Hacker News new | ask | show | jobs
by jzelinskie 2779 days ago
I tend to dislike cost-based optimizers because they add a layer of uncertainty when you're attempting to optimize database queries. I know what I want the optimizer to do. The problem is that when I run test queries against a local database or even a staging database, the statistics used to calculate costs differ. This means production can do something totally undesirable.
4 comments

Yes, that's a real problem that DBAs routinely grapple with. To address the problem, RDBMS vendors typically support hints and "plan management" features that allow DBAs to "pin" a particular plan once they've determined it's best. However, this usually requires a knowledgeable DBA; many developers would prefer that the database automatically chooses the plan, even if it changes from time to time. CockroachDB will definitely want to support both kinds of users.
I think is best if it was a per-session hint, like:

SET PLANNER TO COST

or similar, and default to a more "static" one.

Yeah, the problem is that basically none of this is portable, though. So if you're attempting to support both MySQL variants and Postgres variants, it gets nasty fast.
Not portable and you have to deploy separate from your application. A company I worked for solved this by using/setting hints for queries that were known to be mis-optimised in the common case.

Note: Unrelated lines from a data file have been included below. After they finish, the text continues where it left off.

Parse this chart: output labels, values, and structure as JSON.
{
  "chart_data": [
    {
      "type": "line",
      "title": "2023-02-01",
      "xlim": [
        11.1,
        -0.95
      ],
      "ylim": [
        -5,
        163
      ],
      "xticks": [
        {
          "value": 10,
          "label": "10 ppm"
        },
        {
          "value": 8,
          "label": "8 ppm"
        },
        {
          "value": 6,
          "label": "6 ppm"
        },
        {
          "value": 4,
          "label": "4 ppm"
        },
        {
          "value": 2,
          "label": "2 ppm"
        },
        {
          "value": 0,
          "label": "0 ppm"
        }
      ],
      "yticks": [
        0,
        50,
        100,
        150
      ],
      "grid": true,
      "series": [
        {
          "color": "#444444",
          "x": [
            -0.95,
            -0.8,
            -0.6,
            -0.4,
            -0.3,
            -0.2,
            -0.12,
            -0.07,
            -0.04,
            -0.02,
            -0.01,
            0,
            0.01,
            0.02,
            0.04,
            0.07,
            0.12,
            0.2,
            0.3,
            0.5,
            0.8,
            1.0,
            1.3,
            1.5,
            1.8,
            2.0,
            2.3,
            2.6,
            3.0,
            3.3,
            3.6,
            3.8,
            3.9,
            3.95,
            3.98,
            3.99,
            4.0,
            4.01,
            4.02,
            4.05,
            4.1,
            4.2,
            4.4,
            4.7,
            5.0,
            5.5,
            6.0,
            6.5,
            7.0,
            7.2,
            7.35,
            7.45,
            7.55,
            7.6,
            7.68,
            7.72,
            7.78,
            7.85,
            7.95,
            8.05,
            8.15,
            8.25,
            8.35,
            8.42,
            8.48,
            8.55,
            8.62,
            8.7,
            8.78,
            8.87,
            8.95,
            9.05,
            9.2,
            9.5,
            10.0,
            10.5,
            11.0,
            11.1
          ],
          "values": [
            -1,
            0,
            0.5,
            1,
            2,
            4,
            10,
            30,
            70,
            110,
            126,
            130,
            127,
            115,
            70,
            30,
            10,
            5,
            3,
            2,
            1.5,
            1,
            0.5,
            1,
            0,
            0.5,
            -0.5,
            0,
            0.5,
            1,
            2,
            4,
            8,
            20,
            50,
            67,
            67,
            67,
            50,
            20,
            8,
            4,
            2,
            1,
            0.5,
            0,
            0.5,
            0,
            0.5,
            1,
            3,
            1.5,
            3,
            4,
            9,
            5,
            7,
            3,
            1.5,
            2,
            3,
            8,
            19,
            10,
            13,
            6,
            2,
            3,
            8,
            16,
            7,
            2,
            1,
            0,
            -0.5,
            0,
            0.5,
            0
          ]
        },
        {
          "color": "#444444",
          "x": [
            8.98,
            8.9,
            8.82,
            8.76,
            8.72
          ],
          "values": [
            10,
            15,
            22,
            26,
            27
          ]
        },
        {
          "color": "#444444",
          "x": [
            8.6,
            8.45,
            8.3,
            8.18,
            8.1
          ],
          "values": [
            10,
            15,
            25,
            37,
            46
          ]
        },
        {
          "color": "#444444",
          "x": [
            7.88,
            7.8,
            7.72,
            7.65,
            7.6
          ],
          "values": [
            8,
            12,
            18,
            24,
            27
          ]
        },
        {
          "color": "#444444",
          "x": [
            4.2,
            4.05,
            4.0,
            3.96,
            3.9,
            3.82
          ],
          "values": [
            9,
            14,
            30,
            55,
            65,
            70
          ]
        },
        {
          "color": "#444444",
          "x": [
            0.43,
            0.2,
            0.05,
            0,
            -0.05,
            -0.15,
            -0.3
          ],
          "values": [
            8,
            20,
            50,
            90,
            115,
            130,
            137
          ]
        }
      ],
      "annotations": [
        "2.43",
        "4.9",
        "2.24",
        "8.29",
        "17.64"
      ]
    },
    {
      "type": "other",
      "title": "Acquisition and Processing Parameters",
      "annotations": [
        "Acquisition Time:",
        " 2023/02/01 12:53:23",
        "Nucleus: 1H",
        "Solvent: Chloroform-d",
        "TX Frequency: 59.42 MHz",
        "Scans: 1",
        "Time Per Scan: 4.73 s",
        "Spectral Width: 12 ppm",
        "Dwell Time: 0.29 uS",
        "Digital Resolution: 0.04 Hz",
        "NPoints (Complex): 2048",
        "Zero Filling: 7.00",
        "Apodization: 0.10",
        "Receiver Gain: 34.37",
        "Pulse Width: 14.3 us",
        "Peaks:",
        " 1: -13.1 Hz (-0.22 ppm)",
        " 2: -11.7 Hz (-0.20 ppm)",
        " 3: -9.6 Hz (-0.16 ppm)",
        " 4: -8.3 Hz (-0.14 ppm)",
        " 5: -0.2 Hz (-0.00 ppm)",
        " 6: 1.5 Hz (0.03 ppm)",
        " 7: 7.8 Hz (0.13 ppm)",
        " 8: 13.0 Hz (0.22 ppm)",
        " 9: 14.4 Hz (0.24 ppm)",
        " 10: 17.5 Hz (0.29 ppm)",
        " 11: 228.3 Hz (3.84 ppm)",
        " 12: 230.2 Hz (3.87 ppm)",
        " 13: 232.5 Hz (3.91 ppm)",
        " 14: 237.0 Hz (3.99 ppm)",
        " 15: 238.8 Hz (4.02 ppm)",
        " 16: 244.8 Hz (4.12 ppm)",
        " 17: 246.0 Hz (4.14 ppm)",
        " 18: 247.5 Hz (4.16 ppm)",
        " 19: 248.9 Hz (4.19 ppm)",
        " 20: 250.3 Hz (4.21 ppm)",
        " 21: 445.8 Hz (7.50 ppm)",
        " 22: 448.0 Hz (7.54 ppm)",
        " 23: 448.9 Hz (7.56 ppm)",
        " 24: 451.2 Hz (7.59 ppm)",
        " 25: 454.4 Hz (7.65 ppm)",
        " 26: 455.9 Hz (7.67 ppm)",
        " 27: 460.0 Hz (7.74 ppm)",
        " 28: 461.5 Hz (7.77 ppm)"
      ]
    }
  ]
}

If you're looking to be cross platform then hopefully you've already got a layer to translate intent to an appropriate SQL dialect, so you can drop it in there.

Hear, hear
Some databases let you just set the stats numbers to what you think they are and pin them, so changes to data won't change the stats and the optimizer will always use your stats and not stats calculated from the data. You'll get the "prod" execution plans on an empty database!
You can do that in Db2 z/os. In our shop we do it daily. In prod stats are up to date, we have job that would get all the stats from prod required for accesspaths and apply it on Dev empty tables modelling production. So Dev team when they bind packages which would use these stats to generate accesspaths 99.99% of the time same accesspaths would be generated in Dev and we know how the program would perform. Also for some tables we set pre defined stats, if that table a had real stats, oboy.
Sql server let you to import meta data from prod to dev. And you will get reliable execution plans.
> I know what I want the optimizer to do

For a cute little select statement, it might be true. However it's just not manageable most of the time.

Also Cost-Based can do some really dumb things if a table's contents change by quite a bit before stats are run again. I like being able to give hints so that you can switch between Cost or hierarchy based queries.